PARTIE 2
Le silence qui s'abattit sur la terrasse était assourdissant. Seuls les halètements et la panique d'Evelyn, qui tentait désespérément de ramasser les débris de métal et de bois de sa précieuse machine à coudre sur le sol de pierre, venaient troubler le silence.
« Marcus ! » s'exclama Chloé, la voix s'élevant de deux octaves tandis qu'elle s'efforçait de dissimuler sa surprise. « Chéri, tu es rentré plus tôt que prévu ! Je… on était en train de ranger le garage, et ta mère a trébuché. La machine est tombée. J'essayais de l'aider à ramasser ! »
Marcus ne regarda pas sa femme. Il passa devant elle sans la regarder, déposant sa précieuse mallette en cuir sur l'herbe, et s'agenouilla près de sa mère tremblante. Les mains d'Evelyn étaient couvertes d'ampoules, ses jointures à vif et ensanglantées à force de frotter la pierre rugueuse. Elle leva les yeux vers lui, les yeux fatigués embués de larmes de honte profonde.
« Je suis désolée, Marcus », murmura Evelyn, la voix brisée. « Je suis vraiment désolée. J'essayais juste d'aider Chloé à la maison. Je ne voulais pas faire de dégâts. S'il te plaît, ne lui en veux pas. »
Même maintenant. Même en ce moment d'humiliation suprême, la femme qui avait tout sacrifié pour lui s'efforçait encore de préserver la paix.
Marcus se leva lentement. Il regarda le pichet d'eau sale et savonneuse dans la main de Chloé. Il regarda la brosse à dents au sol. Il regarda la machine à coudre brisée. Doté d'un esprit brillant et analytique qui avait bâti un empire, il lui fallut exactement trois secondes pour comprendre l'horrible réalité. Ce n'était pas un accident. C'était un abus systématique et délibéré.
« Combien de temps ? » demanda Marcus d'une voix monocorde, fixant sa femme droit dans les yeux.
« Marcus, s'il te plaît, elle perd la tête », siffla Chloé en s'approchant et en baissant la voix, essayant de se faire passer pour la victime. « Depuis ton départ, elle est complètement incontrôlable. Elle a cassé mes vases importés ! Elle a abîmé mes robes en soie ! J'ai dû renvoyer le personnel de ménage pour la semaine parce qu'elle les harcelait ! J'essaie juste de maintenir un semblant d'ordre à la maison pendant que tu es en train de gagner des millions ! »
« Vous avez renvoyé le personnel ? » demanda Marcus. Il regarda vers la dépendance où vivait sa mère. La porte était grande ouverte. De là où il se trouvait, il pouvait voir l’intérieur. Les meubles confortables qu’il lui avait achetés avaient disparu. La télévision avait disparu. On aurait dit une cellule de prison nue et stérile.

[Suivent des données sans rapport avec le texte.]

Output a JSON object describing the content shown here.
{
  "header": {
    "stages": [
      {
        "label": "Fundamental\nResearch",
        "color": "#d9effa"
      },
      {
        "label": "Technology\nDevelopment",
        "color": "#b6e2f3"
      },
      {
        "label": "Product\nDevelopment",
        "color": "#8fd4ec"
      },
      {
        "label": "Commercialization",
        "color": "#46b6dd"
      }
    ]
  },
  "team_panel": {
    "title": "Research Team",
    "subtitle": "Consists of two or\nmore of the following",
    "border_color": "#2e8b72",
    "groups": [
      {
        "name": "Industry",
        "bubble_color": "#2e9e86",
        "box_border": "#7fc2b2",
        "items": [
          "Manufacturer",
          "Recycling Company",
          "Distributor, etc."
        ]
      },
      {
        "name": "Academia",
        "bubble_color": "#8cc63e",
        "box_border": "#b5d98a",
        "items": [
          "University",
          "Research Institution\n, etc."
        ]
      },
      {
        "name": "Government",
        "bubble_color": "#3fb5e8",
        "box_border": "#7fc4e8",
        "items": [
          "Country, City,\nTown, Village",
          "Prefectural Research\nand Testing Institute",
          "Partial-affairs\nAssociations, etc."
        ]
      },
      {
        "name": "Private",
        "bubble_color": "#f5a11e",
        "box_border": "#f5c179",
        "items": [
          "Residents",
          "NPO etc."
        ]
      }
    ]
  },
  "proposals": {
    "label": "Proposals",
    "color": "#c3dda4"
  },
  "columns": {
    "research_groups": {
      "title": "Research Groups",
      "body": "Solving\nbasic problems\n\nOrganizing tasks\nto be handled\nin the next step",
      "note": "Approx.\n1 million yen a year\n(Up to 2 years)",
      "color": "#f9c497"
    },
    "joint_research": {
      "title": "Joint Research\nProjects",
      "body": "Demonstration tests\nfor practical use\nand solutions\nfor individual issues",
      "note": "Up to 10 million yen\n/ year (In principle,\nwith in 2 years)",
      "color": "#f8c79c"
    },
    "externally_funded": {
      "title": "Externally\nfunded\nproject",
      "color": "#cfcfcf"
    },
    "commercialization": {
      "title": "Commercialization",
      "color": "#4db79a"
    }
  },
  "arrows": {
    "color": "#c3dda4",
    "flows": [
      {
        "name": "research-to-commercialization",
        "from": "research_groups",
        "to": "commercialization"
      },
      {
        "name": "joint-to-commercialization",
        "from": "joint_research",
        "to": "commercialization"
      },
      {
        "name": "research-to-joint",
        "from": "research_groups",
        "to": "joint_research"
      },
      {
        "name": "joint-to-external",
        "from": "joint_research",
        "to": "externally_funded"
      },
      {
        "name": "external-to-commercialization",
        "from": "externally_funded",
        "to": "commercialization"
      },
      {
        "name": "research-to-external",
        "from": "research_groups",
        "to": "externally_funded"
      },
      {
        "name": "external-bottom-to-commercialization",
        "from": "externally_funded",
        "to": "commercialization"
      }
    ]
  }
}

« Je la fais déménager à la résidence Shady Pines la semaine prochaine », déclara Chloé en croisant soudainement les bras, son ton passant de la défense à une arrogance féroce. « C'est déjà payé. Tu n'es jamais là, Marcus ! C'est moi la maîtresse de maison, et je refuse de vivre avec une pauvre relique du bas étage qui pue comme dans un boui-boui ! »
L'audace inouïe de ses paroles frappa Marcus comme un coup de poing. La femme qu'il aimait, celle qu'il avait comblée de diamants et de voitures de luxe, était une vipère venimeuse. Il fit un pas vers elle, la mâchoire serrée, prêt à la chasser sur-le-champ.
« Faites vos valises », dit doucement Marcus. « Vous avez exactement dix minutes pour quitter ma propriété avant que je ne fasse jeter votre garde à la rue. »
Chloé ne broncha pas. Au contraire, un sourire malicieux et triomphant s'étira sur son visage. Elle fouilla dans son sac à main de marque, en sortit un morceau de papier médical plié et le claqua violemment sur la poitrine de Marcus.
« Me mettre à la porte ? » s'écria Chloé d'un rire strident et hystérique. « Vas-y. Appelle la sécurité. Appelle tes amis avocats influents. Mais avant ça, tu dois savoir quelque chose, Marcus. » Elle se pencha vers lui, la voix chargée de venin. « Je suis enceinte de quatorze semaines. Si tu me mets à la porte, je prendrai la moitié de toutes les entreprises que tu as bâties. Je te salirai la réputation dans la presse, et je te jure devant Dieu, tu ne verras jamais ton enfant. »
Marcus fixa du regard la photo de l'échographie jointe au document médical. Son cœur s'arrêta.